# Boat Graveyard, Fleetwood, Lancashire



## ganglion (Jul 29, 2012)

A few shots from an interesting boat graveyard visit we took 2 days ago in fleetwood, lancashire. Fairly easy to get to, not so easy to locate. Enjoy!



 




















hope you like!


----------



## freespirits (Jul 29, 2012)

yes i do like ,very much great shots very atmospheric ,,well done that chap/chapess and welcome to the site


----------



## ganglion (Jul 29, 2012)

aany ideas why i cant see my photos? erk...new to this


----------



## Dexter24 (Jul 29, 2012)

Nice images very well executed


----------



## ganglion (Jul 29, 2012)

hi,i placed these under misc. Any ideas why the pics are not visible? i guess the moderator has taken them off for some reason?


----------



## TK421 (Jul 29, 2012)

Mate, I DO LIKE these! Great composition and subject, excellent stuff chief!


----------



## krela (Jul 30, 2012)

ganglion said:


> hi,i placed these under misc. Any ideas why the pics are not visible? i guess the moderator has taken them off for some reason?



They are visible to us, I've got no idea why you can't see them!


----------



## alex76 (Jul 30, 2012)

Some really nice photography there mate


----------



## Silent Hill (Jul 30, 2012)

Great subject matter. Loads of potential here for the discerning snapper 

Nice images mate


----------



## night crawler (Jul 30, 2012)

Some great photo's very atmospheric.


----------



## flyboys90 (Jul 30, 2012)

Bet those hulks have some stories to tell,superb photos.


----------



## ganglion (Jul 30, 2012)

wow, still cant see them? how odd? Yeah, well worth a trek to see these, they are pretty damn immense.


----------



## SimonT (Jul 30, 2012)

Great photos - thanks for sharing.

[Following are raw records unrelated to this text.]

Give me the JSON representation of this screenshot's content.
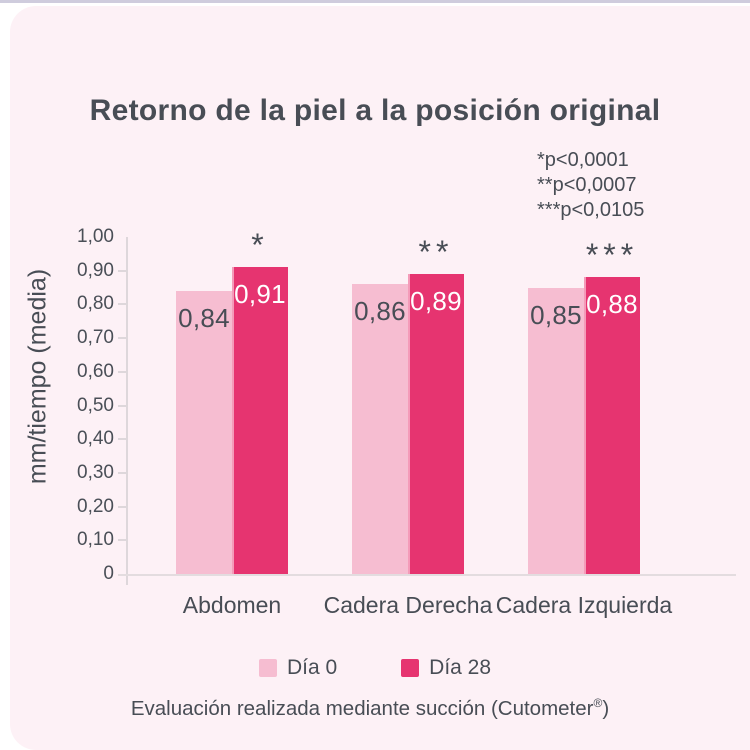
{
  "title": {
    "bold": "Retorno de la piel",
    "regular": " a la posición original"
  },
  "annotations": [
    "*p<0,0001",
    "**p<0,0007",
    "***p<0,0105"
  ],
  "chart_data": {
    "type": "bar",
    "title": "Retorno de la piel a la posición original",
    "categories": [
      "Abdomen",
      "Cadera Derecha",
      "Cadera Izquierda"
    ],
    "series": [
      {
        "name": "Día 0",
        "values": [
          0.84,
          0.86,
          0.85
        ],
        "value_labels": [
          "0,84",
          "0,86",
          "0,85"
        ],
        "color": "#f6bdd1"
      },
      {
        "name": "Día 28",
        "values": [
          0.91,
          0.89,
          0.88
        ],
        "value_labels": [
          "0,91",
          "0,89",
          "0,88"
        ],
        "significance": [
          "*",
          "**",
          "***"
        ],
        "color": "#e63470"
      }
    ],
    "xlabel": "",
    "ylabel": "mm/tiempo (media)",
    "ylim": [
      0,
      1.0
    ],
    "ytick_labels": [
      "0",
      "0,10",
      "0,20",
      "0,30",
      "0,40",
      "0,50",
      "0,60",
      "0,70",
      "0,80",
      "0,90",
      "1,00"
    ],
    "grid": false,
    "legend_position": "bottom"
  },
  "legend": [
    {
      "label": "Día 0",
      "color": "#f6bdd1"
    },
    {
      "label": "Día 28",
      "color": "#e63470"
    }
  ],
  "footer": {
    "main": "Evaluación realizada mediante succión (Cutometer",
    "registered": "®",
    "close": ")"
  },
  "colors": {
    "background_card": "#fdf1f6",
    "page_background": "#ffffff",
    "top_line": "#cfccdd",
    "bar_light": "#f6bdd1",
    "bar_dark": "#e63470",
    "text_dark": "#484d55",
    "axis": "#ded7db"
  }
}
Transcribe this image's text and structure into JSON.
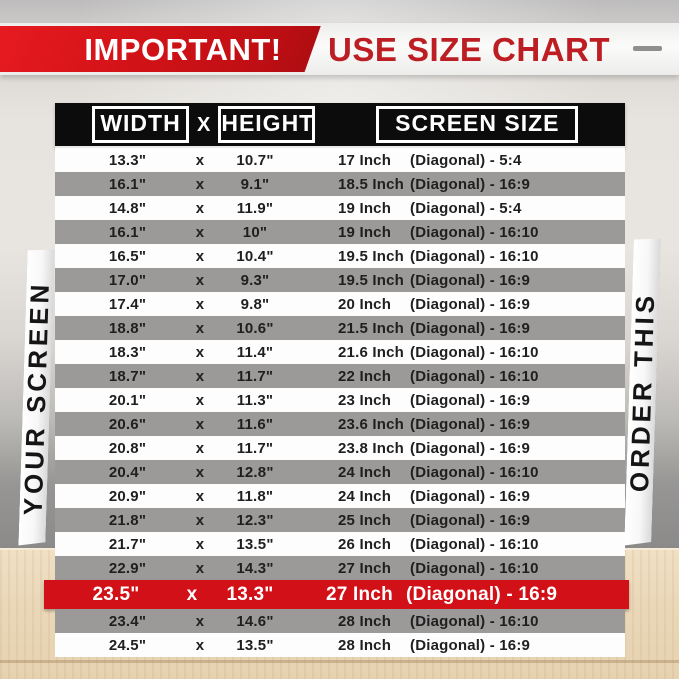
{
  "top_banner": {
    "important_label": "IMPORTANT!",
    "headline": "USE SIZE CHART",
    "ribbon_color": "#d01319",
    "headline_color": "#bc1e23",
    "dash_color": "#8f8f8f"
  },
  "side_banners": {
    "left_label": "YOUR SCREEN",
    "right_label": "ORDER THIS"
  },
  "size_table": {
    "header": {
      "width_label": "WIDTH",
      "x_label": "X",
      "height_label": "HEIGHT",
      "screen_size_label": "SCREEN SIZE"
    },
    "colors": {
      "header_bg": "#0c0c0c",
      "stripe_gray": "#9b9a99",
      "row_white": "#fdfdfd",
      "highlight_red": "#d11117"
    },
    "rows": [
      {
        "width": "13.3\"",
        "x": "x",
        "height": "10.7\"",
        "inch": "17 Inch",
        "diag": "(Diagonal) - 5:4",
        "variant": "white"
      },
      {
        "width": "16.1\"",
        "x": "x",
        "height": "9.1\"",
        "inch": "18.5 Inch",
        "diag": "(Diagonal) - 16:9",
        "variant": "gray"
      },
      {
        "width": "14.8\"",
        "x": "x",
        "height": "11.9\"",
        "inch": "19 Inch",
        "diag": "(Diagonal) - 5:4",
        "variant": "white"
      },
      {
        "width": "16.1\"",
        "x": "x",
        "height": "10\"",
        "inch": "19 Inch",
        "diag": "(Diagonal) - 16:10",
        "variant": "gray"
      },
      {
        "width": "16.5\"",
        "x": "x",
        "height": "10.4\"",
        "inch": "19.5 Inch",
        "diag": "(Diagonal) - 16:10",
        "variant": "white"
      },
      {
        "width": "17.0\"",
        "x": "x",
        "height": "9.3\"",
        "inch": "19.5 Inch",
        "diag": "(Diagonal) - 16:9",
        "variant": "gray"
      },
      {
        "width": "17.4\"",
        "x": "x",
        "height": "9.8\"",
        "inch": "20 Inch",
        "diag": "(Diagonal) - 16:9",
        "variant": "white"
      },
      {
        "width": "18.8\"",
        "x": "x",
        "height": "10.6\"",
        "inch": "21.5 Inch",
        "diag": "(Diagonal) - 16:9",
        "variant": "gray"
      },
      {
        "width": "18.3\"",
        "x": "x",
        "height": "11.4\"",
        "inch": "21.6 Inch",
        "diag": "(Diagonal) - 16:10",
        "variant": "white"
      },
      {
        "width": "18.7\"",
        "x": "x",
        "height": "11.7\"",
        "inch": "22 Inch",
        "diag": "(Diagonal) - 16:10",
        "variant": "gray"
      },
      {
        "width": "20.1\"",
        "x": "x",
        "height": "11.3\"",
        "inch": "23 Inch",
        "diag": "(Diagonal) - 16:9",
        "variant": "white"
      },
      {
        "width": "20.6\"",
        "x": "x",
        "height": "11.6\"",
        "inch": "23.6 Inch",
        "diag": "(Diagonal) - 16:9",
        "variant": "gray"
      },
      {
        "width": "20.8\"",
        "x": "x",
        "height": "11.7\"",
        "inch": "23.8 Inch",
        "diag": "(Diagonal) - 16:9",
        "variant": "white"
      },
      {
        "width": "20.4\"",
        "x": "x",
        "height": "12.8\"",
        "inch": "24 Inch",
        "diag": "(Diagonal) - 16:10",
        "variant": "gray"
      },
      {
        "width": "20.9\"",
        "x": "x",
        "height": "11.8\"",
        "inch": "24 Inch",
        "diag": "(Diagonal) - 16:9",
        "variant": "white"
      },
      {
        "width": "21.8\"",
        "x": "x",
        "height": "12.3\"",
        "inch": "25 Inch",
        "diag": "(Diagonal) - 16:9",
        "variant": "gray"
      },
      {
        "width": "21.7\"",
        "x": "x",
        "height": "13.5\"",
        "inch": "26 Inch",
        "diag": "(Diagonal) - 16:10",
        "variant": "white"
      },
      {
        "width": "22.9\"",
        "x": "x",
        "height": "14.3\"",
        "inch": "27 Inch",
        "diag": "(Diagonal) - 16:10",
        "variant": "gray"
      },
      {
        "width": "23.5\"",
        "x": "x",
        "height": "13.3\"",
        "inch": "27 Inch",
        "diag": "(Diagonal) - 16:9",
        "variant": "highlight"
      },
      {
        "width": "23.4\"",
        "x": "x",
        "height": "14.6\"",
        "inch": "28 Inch",
        "diag": "(Diagonal) - 16:10",
        "variant": "gray"
      },
      {
        "width": "24.5\"",
        "x": "x",
        "height": "13.5\"",
        "inch": "28 Inch",
        "diag": "(Diagonal) - 16:9",
        "variant": "white"
      }
    ]
  },
  "chart_data": {
    "type": "table",
    "title": "USE SIZE CHART",
    "columns": [
      "WIDTH",
      "HEIGHT",
      "SCREEN SIZE"
    ],
    "rows": [
      [
        "13.3\"",
        "10.7\"",
        "17 Inch (Diagonal) - 5:4"
      ],
      [
        "16.1\"",
        "9.1\"",
        "18.5 Inch (Diagonal) - 16:9"
      ],
      [
        "14.8\"",
        "11.9\"",
        "19 Inch (Diagonal) - 5:4"
      ],
      [
        "16.1\"",
        "10\"",
        "19 Inch (Diagonal) - 16:10"
      ],
      [
        "16.5\"",
        "10.4\"",
        "19.5 Inch (Diagonal) - 16:10"
      ],
      [
        "17.0\"",
        "9.3\"",
        "19.5 Inch (Diagonal) - 16:9"
      ],
      [
        "17.4\"",
        "9.8\"",
        "20 Inch (Diagonal) - 16:9"
      ],
      [
        "18.8\"",
        "10.6\"",
        "21.5 Inch (Diagonal) - 16:9"
      ],
      [
        "18.3\"",
        "11.4\"",
        "21.6 Inch (Diagonal) - 16:10"
      ],
      [
        "18.7\"",
        "11.7\"",
        "22 Inch (Diagonal) - 16:10"
      ],
      [
        "20.1\"",
        "11.3\"",
        "23 Inch (Diagonal) - 16:9"
      ],
      [
        "20.6\"",
        "11.6\"",
        "23.6 Inch (Diagonal) - 16:9"
      ],
      [
        "20.8\"",
        "11.7\"",
        "23.8 Inch (Diagonal) - 16:9"
      ],
      [
        "20.4\"",
        "12.8\"",
        "24 Inch (Diagonal) - 16:10"
      ],
      [
        "20.9\"",
        "11.8\"",
        "24 Inch (Diagonal) - 16:9"
      ],
      [
        "21.8\"",
        "12.3\"",
        "25 Inch (Diagonal) - 16:9"
      ],
      [
        "21.7\"",
        "13.5\"",
        "26 Inch (Diagonal) - 16:10"
      ],
      [
        "22.9\"",
        "14.3\"",
        "27 Inch (Diagonal) - 16:10"
      ],
      [
        "23.5\"",
        "13.3\"",
        "27 Inch (Diagonal) - 16:9"
      ],
      [
        "23.4\"",
        "14.6\"",
        "28 Inch (Diagonal) - 16:10"
      ],
      [
        "24.5\"",
        "13.5\"",
        "28 Inch (Diagonal) - 16:9"
      ]
    ],
    "highlighted_row_index": 18,
    "legend_left": "YOUR SCREEN",
    "legend_right": "ORDER THIS"
  }
}
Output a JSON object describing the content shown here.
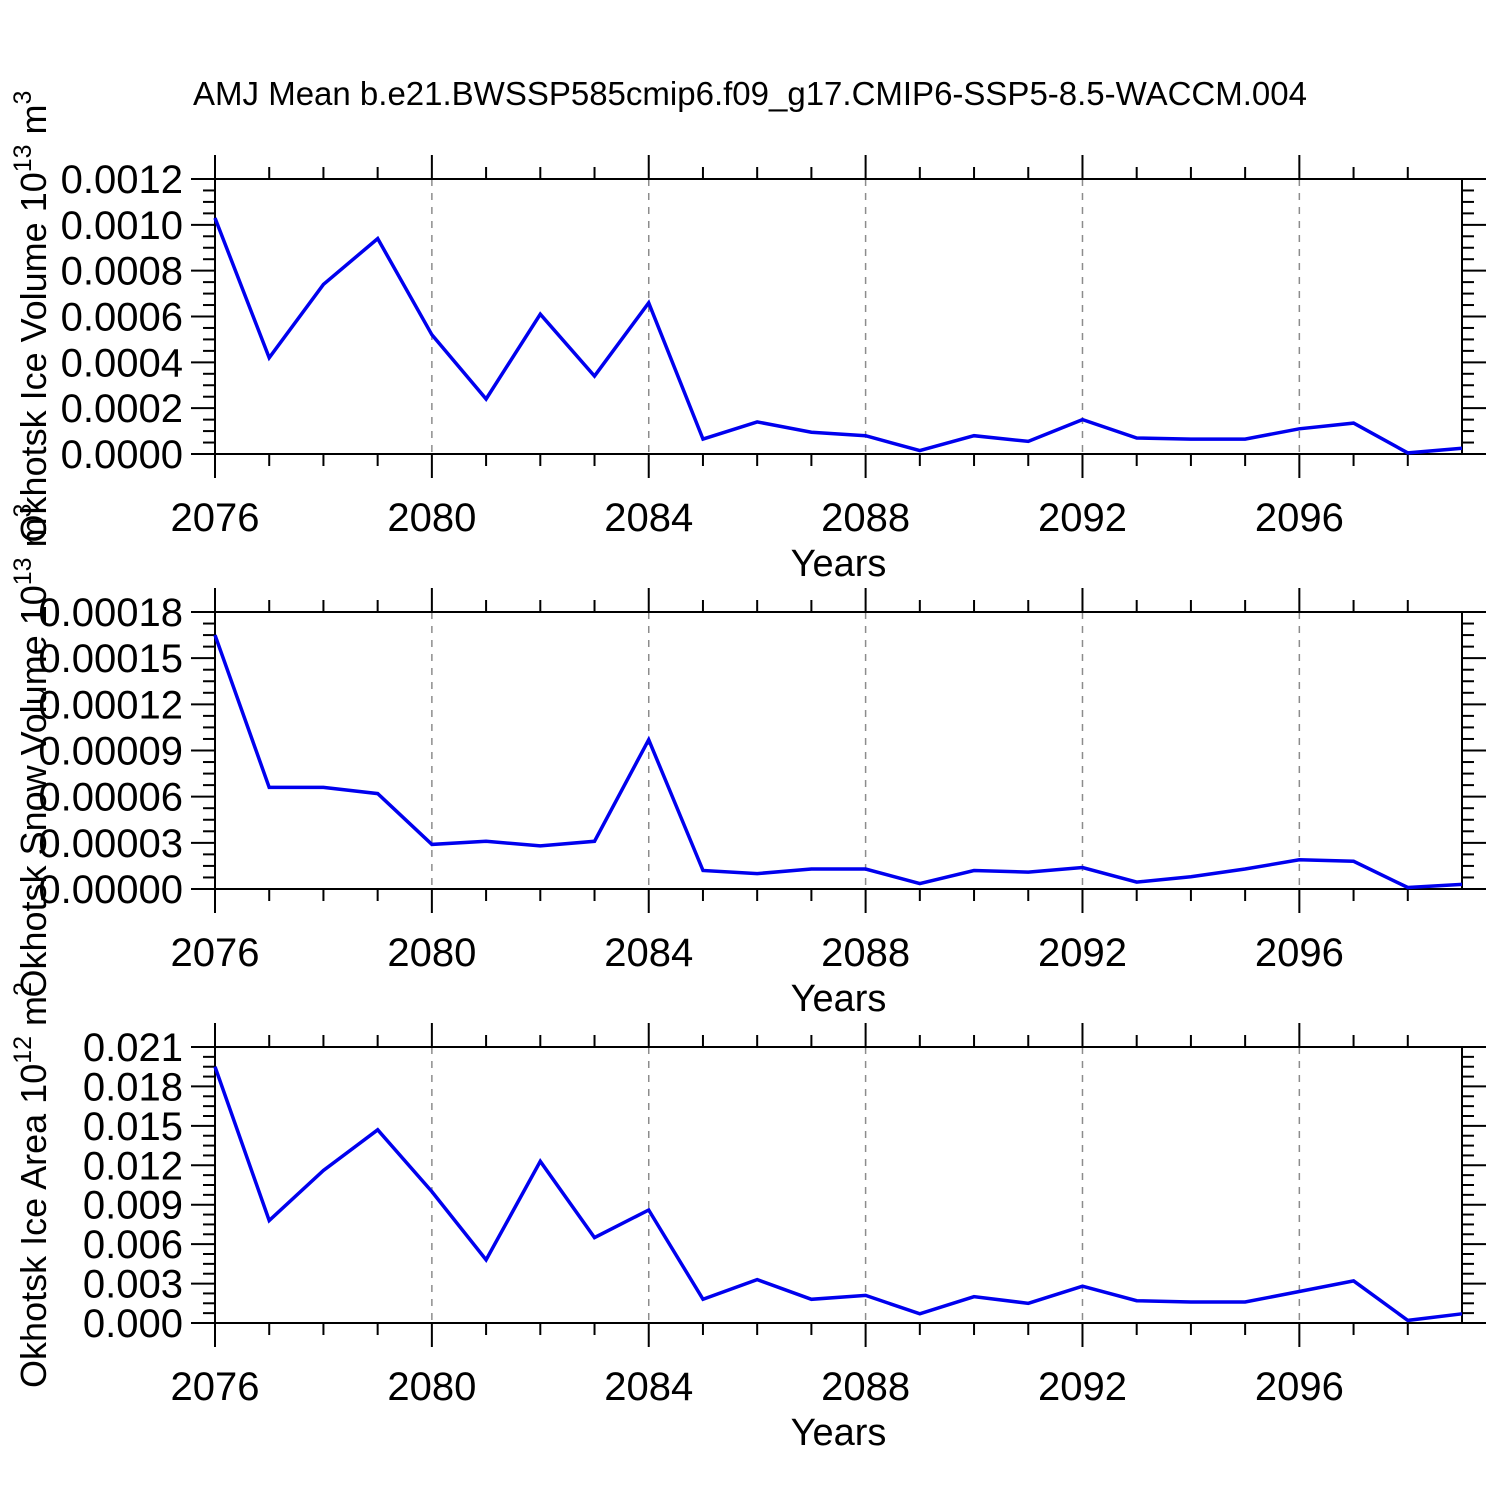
{
  "title": "AMJ Mean b.e21.BWSSP585cmip6.f09_g17.CMIP6-SSP5-8.5-WACCM.004",
  "colors": {
    "line": "#0000ee",
    "axis": "#000000",
    "grid": "#8c8c8c",
    "background": "#ffffff"
  },
  "axis_x": {
    "label": "Years",
    "range": [
      2076,
      2099
    ],
    "major_ticks": [
      2076,
      2080,
      2084,
      2088,
      2092,
      2096
    ],
    "major_tick_labels": [
      "2076",
      "2080",
      "2084",
      "2088",
      "2092",
      "2096"
    ],
    "gridline_years": [
      2080,
      2084,
      2088,
      2092,
      2096
    ],
    "minor_step_years": 1
  },
  "chart_data": [
    {
      "type": "line",
      "name": "okhotsk-ice-volume",
      "ylabel": {
        "prefix": "Okhotsk Ice Volume 10",
        "exponent": "13",
        "unit": " m",
        "unit_exponent": "3"
      },
      "xlabel": "Years",
      "ylim": [
        0,
        0.0012
      ],
      "y_major_step": 0.0002,
      "y_minor_divisions": 4,
      "grid": "vertical-dashed",
      "legend": "none",
      "y_tick_labels": [
        "0.0000",
        "0.0002",
        "0.0004",
        "0.0006",
        "0.0008",
        "0.0010",
        "0.0012"
      ],
      "x": [
        2076,
        2077,
        2078,
        2079,
        2080,
        2081,
        2082,
        2083,
        2084,
        2085,
        2086,
        2087,
        2088,
        2089,
        2090,
        2091,
        2092,
        2093,
        2094,
        2095,
        2096,
        2097,
        2098,
        2099
      ],
      "values": [
        0.00103,
        0.00042,
        0.00074,
        0.00094,
        0.00052,
        0.00024,
        0.00061,
        0.00034,
        0.00066,
        6.5e-05,
        0.00014,
        9.5e-05,
        8e-05,
        1.5e-05,
        8e-05,
        5.5e-05,
        0.00015,
        7e-05,
        6.5e-05,
        6.5e-05,
        0.00011,
        0.000135,
        5e-06,
        2.5e-05
      ]
    },
    {
      "type": "line",
      "name": "okhotsk-snow-volume",
      "ylabel": {
        "prefix": "Okhotsk Snow Volume 10",
        "exponent": "13",
        "unit": " m",
        "unit_exponent": "3"
      },
      "xlabel": "Years",
      "ylim": [
        0,
        0.00018
      ],
      "y_major_step": 3e-05,
      "y_minor_divisions": 4,
      "grid": "vertical-dashed",
      "legend": "none",
      "y_tick_labels": [
        "0.00000",
        "0.00003",
        "0.00006",
        "0.00009",
        "0.00012",
        "0.00015",
        "0.00018"
      ],
      "x": [
        2076,
        2077,
        2078,
        2079,
        2080,
        2081,
        2082,
        2083,
        2084,
        2085,
        2086,
        2087,
        2088,
        2089,
        2090,
        2091,
        2092,
        2093,
        2094,
        2095,
        2096,
        2097,
        2098,
        2099
      ],
      "values": [
        0.000165,
        6.6e-05,
        6.6e-05,
        6.2e-05,
        2.9e-05,
        3.1e-05,
        2.8e-05,
        3.1e-05,
        9.7e-05,
        1.2e-05,
        1e-05,
        1.3e-05,
        1.3e-05,
        3.5e-06,
        1.2e-05,
        1.1e-05,
        1.4e-05,
        4.5e-06,
        8e-06,
        1.3e-05,
        1.9e-05,
        1.8e-05,
        1e-06,
        3e-06
      ]
    },
    {
      "type": "line",
      "name": "okhotsk-ice-area",
      "ylabel": {
        "prefix": "Okhotsk Ice Area 10",
        "exponent": "12",
        "unit": " m",
        "unit_exponent": "2"
      },
      "xlabel": "Years",
      "ylim": [
        0,
        0.021
      ],
      "y_major_step": 0.003,
      "y_minor_divisions": 4,
      "grid": "vertical-dashed",
      "legend": "none",
      "y_tick_labels": [
        "0.000",
        "0.003",
        "0.006",
        "0.009",
        "0.012",
        "0.015",
        "0.018",
        "0.021"
      ],
      "x": [
        2076,
        2077,
        2078,
        2079,
        2080,
        2081,
        2082,
        2083,
        2084,
        2085,
        2086,
        2087,
        2088,
        2089,
        2090,
        2091,
        2092,
        2093,
        2094,
        2095,
        2096,
        2097,
        2098,
        2099
      ],
      "values": [
        0.0195,
        0.0078,
        0.0116,
        0.0147,
        0.01,
        0.0048,
        0.0123,
        0.0065,
        0.0086,
        0.0018,
        0.0033,
        0.0018,
        0.0021,
        0.0007,
        0.002,
        0.0015,
        0.0028,
        0.0017,
        0.0016,
        0.0016,
        0.0024,
        0.0032,
        0.0002,
        0.0007
      ]
    }
  ]
}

Might have to go and find these!


----------



## wherever i may roam (Jul 30, 2012)

Some ace shots there....


----------



## Sshhhh... (Jul 31, 2012)

Great pics, very nice


----------



## perjury saint (Jul 31, 2012)

*Crackin shots there...*


----------



## strider8173 (Aug 1, 2012)

not really a derelict place but still, its different and the photos are nicly done. now if there was an old submarine or cruise ship that would be cool...


----------



## Buffy1973 (Aug 2, 2012)

*Spooky*

Those are fab photos. I got a very eerie sensation looking through them. Very atmospheric, well done


----------



## maxmix (Aug 2, 2012)

Agreed with all the above, great pics, great composure etc!!


----------



## ganglion (Aug 4, 2012)

well worth a journey out to see these.


----------



## TeeJF (Aug 5, 2012)

Some of these are crying out to be "treated" and printed off on that faux oil painted canvas and framed.

Nice.


----------



## Ninja Kitten (Aug 5, 2012)

such beautiful pics there...


----------